「ガリラヤのユダヤ人」とは?
 四福音書を読む場合、「ガリラヤのユダヤ人」に注目する必要があります。イスラエルの歴史では、ガリラヤは、エルサレムのユダヤ人から見るなら、伝統的に「排除されるべき呪われた土地」であるという見方があります。この偏見は、どこから生じたのでしょうか?
 士師記によれば、イスラエルの十二部族が、カナンに侵入した初期に、ガリラヤ地域一帯の諸民族をその地域から「追い出す」ことができなかったとあります(士師記1章27節〜33節)。士師記が語る前12世紀頃のイスラエルでは、ガリラヤ湖の西には、アシェル族、ナフタリ族、ゼブルン族などの非イスラエルの「異邦の」民が住んでいました。

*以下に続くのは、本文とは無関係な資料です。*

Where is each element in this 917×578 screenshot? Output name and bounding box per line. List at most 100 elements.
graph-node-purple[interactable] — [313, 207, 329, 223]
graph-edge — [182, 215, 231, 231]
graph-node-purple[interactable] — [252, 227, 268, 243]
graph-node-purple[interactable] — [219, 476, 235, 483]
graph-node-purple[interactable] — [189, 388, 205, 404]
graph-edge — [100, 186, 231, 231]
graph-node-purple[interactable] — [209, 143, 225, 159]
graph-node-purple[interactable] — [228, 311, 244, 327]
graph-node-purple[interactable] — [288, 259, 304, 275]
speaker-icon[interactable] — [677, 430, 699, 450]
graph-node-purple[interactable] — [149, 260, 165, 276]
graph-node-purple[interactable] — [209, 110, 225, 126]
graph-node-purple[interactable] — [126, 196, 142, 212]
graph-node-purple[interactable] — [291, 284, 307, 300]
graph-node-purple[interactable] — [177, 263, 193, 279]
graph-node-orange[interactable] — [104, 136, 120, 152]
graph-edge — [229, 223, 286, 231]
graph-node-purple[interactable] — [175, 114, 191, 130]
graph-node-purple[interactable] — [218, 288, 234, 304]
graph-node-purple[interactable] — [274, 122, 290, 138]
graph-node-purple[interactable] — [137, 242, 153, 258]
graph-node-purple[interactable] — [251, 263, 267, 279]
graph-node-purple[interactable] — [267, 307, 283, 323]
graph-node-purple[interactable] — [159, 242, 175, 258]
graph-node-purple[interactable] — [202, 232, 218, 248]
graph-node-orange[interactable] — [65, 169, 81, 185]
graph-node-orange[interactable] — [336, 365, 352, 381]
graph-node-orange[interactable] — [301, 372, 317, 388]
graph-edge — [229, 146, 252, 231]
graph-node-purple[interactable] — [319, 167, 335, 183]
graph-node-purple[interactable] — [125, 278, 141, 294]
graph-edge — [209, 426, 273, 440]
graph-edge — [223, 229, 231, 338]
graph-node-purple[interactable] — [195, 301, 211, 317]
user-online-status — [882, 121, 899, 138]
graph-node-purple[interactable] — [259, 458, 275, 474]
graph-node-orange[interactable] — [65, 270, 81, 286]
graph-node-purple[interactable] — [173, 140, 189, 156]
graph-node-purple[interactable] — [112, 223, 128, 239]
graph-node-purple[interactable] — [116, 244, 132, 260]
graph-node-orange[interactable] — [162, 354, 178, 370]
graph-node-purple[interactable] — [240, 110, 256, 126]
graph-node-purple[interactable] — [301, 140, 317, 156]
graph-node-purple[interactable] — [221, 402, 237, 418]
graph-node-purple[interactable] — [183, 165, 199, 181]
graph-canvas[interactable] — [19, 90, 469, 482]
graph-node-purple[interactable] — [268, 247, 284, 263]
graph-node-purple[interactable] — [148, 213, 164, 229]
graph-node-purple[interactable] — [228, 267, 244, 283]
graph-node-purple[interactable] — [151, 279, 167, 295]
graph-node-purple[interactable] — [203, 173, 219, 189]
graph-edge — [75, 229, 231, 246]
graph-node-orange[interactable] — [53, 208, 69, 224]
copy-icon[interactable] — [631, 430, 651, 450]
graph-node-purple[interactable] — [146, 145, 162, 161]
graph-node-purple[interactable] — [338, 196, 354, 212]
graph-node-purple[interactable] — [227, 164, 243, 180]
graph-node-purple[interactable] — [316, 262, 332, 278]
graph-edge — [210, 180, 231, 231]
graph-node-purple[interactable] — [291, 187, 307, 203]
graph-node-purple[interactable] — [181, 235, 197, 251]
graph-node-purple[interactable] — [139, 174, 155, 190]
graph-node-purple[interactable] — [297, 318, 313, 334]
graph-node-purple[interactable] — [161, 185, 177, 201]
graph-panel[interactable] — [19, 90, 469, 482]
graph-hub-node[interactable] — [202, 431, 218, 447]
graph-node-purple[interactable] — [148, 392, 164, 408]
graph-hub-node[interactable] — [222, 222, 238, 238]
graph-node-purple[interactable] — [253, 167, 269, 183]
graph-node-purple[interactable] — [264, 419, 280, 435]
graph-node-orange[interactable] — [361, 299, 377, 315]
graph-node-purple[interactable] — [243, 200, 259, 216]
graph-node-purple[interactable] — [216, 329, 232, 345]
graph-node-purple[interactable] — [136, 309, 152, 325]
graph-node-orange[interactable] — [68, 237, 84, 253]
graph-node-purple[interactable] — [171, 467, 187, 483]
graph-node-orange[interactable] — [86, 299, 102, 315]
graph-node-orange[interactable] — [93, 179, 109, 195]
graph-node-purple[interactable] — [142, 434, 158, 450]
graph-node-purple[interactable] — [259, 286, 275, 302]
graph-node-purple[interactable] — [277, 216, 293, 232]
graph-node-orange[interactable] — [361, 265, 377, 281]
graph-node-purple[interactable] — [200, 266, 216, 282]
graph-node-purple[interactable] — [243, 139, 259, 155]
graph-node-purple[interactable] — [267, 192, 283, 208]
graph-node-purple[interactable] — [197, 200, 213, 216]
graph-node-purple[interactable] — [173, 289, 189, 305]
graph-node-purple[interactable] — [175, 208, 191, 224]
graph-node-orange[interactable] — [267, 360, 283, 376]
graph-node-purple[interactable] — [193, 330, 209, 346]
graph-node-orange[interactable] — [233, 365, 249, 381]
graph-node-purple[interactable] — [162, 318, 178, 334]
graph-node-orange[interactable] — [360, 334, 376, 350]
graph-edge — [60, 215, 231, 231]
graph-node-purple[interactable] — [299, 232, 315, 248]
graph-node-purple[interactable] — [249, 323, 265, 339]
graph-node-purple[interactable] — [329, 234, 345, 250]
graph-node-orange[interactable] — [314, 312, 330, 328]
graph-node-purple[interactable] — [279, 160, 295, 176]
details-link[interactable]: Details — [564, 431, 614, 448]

 前10世紀頃のダビデ王とソロモン王の時代には、ガリラヤ湖からその北部までが、イスラエル王国の支配下に組み込まれます。ところが、王国は、その後、 北イスラエル王国と南ユダ王国とに分かれます(前931年)。その後、北イスラエル王国は、アッシリア帝国によって滅ぼされ(前720年頃)、その際に、帝国による大規模な「住民の入れ替え」が強制されたと伝えられます。ただし、その実態はよく分かりません(北イスラエルの部族の一部が日本まで渡来した!?)。

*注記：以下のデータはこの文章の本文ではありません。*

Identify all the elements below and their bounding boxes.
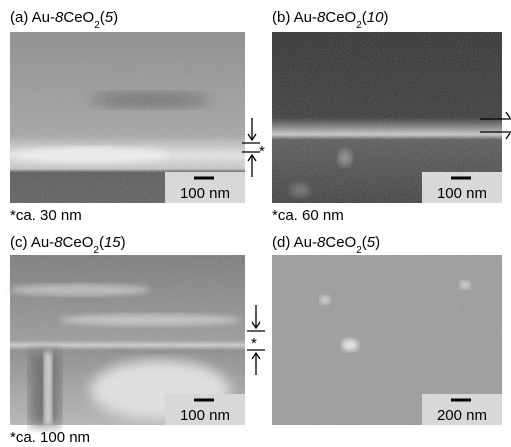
- label-part: (d) Au-: [272, 234, 317, 251]
- label-part: 15: [104, 234, 121, 251]
- scale-bar-label: 200 nm: [437, 407, 487, 424]
- label-part: (a) Au-: [10, 9, 55, 26]
- label-part: ): [383, 9, 388, 26]
- label-part: 10: [367, 9, 384, 26]
- label-part: CeO: [63, 234, 94, 251]
- caption: *ca. 100 nm: [10, 429, 90, 446]
- label-part: (b) Au-: [272, 9, 317, 26]
- figure: (a) Au-8CeO2(5) (b) Au-8CeO2(10) (c) Au-…: [0, 0, 511, 447]
- scale-bar-label: 100 nm: [180, 185, 230, 202]
- label-part: ): [113, 9, 118, 26]
- label-part: CeO: [63, 9, 94, 26]
- caption: *ca. 60 nm: [272, 207, 344, 224]
- panel-label: (a) Au-8CeO2(5): [10, 9, 118, 31]
- panel-label: (b) Au-8CeO2(10): [272, 9, 388, 31]
- label-part: CeO: [325, 9, 356, 26]
- page: (a) Au-8CeO2(5) (b) Au-8CeO2(10) (c) Au-…: [0, 0, 511, 447]
- panel-label: (d) Au-8CeO2(5): [272, 234, 380, 256]
- label-part: CeO: [325, 234, 356, 251]
- thickness-marker: *: [251, 335, 257, 352]
- panel-label: (c) Au-8CeO2(15): [10, 234, 126, 256]
- label-part: ): [121, 234, 126, 251]
- thickness-marker: *: [259, 143, 265, 160]
- label-part: (c) Au-: [10, 234, 54, 251]
- label-part: ): [375, 234, 380, 251]
- scale-bar-label: 100 nm: [180, 407, 230, 424]
- caption: *ca. 30 nm: [10, 207, 82, 224]
- scale-bar-label: 100 nm: [437, 185, 487, 202]
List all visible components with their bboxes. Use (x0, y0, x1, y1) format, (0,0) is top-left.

 こういうわけで、ガリラヤ一帯と、イスラエルの北部との間に、「歴史的な亀裂」が生じたと考えられますが、その「亀裂」の実態がよく分かりません。北王国の滅亡で、サマリアとガリラヤ一帯に大きな変化が生じたと考えられますから、捕囚期以前でも、「ゼブルンとナフタリの地」である「異邦人のガリラヤ」は、「イスラエルの国土」でありながら、エルサレムのユダヤ人から偏見を持って見られていたのでしょう。「ゼブルンとナフタリの地」もやがて主の栄光を仰ぐという預言は、逆に、この事実を裏書きしています(イザヤ書8章23節/同9章1節〜6節も参照)。

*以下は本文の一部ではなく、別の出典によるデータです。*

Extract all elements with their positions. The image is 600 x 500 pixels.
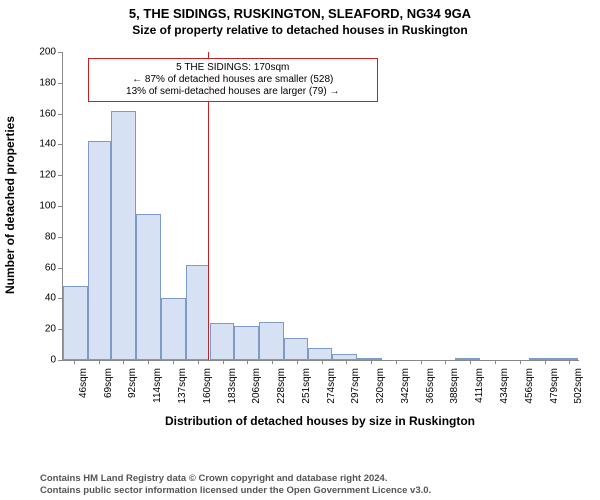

 捕囚期直後の前6世紀後半〜前5世紀半ばの著作であるヨエル書には、エルサレムを中心とする「ユダの民」に「復讐しようとするペリシテの全土」とあります(ヨエル書4章4節)。この「ペリシテの全土」は、七十人訳のギリシア語では、「ガリラヤの異邦人の全地域」と訳されています。「異邦の民」を意味する「ペリシテ」という言葉が、「ガリラヤ」へ置き換えられているのです。これで見ると、捕囚期後では、「異邦人のガリラヤ」という概念(偏見?)がすでに形成されていたことが分かります。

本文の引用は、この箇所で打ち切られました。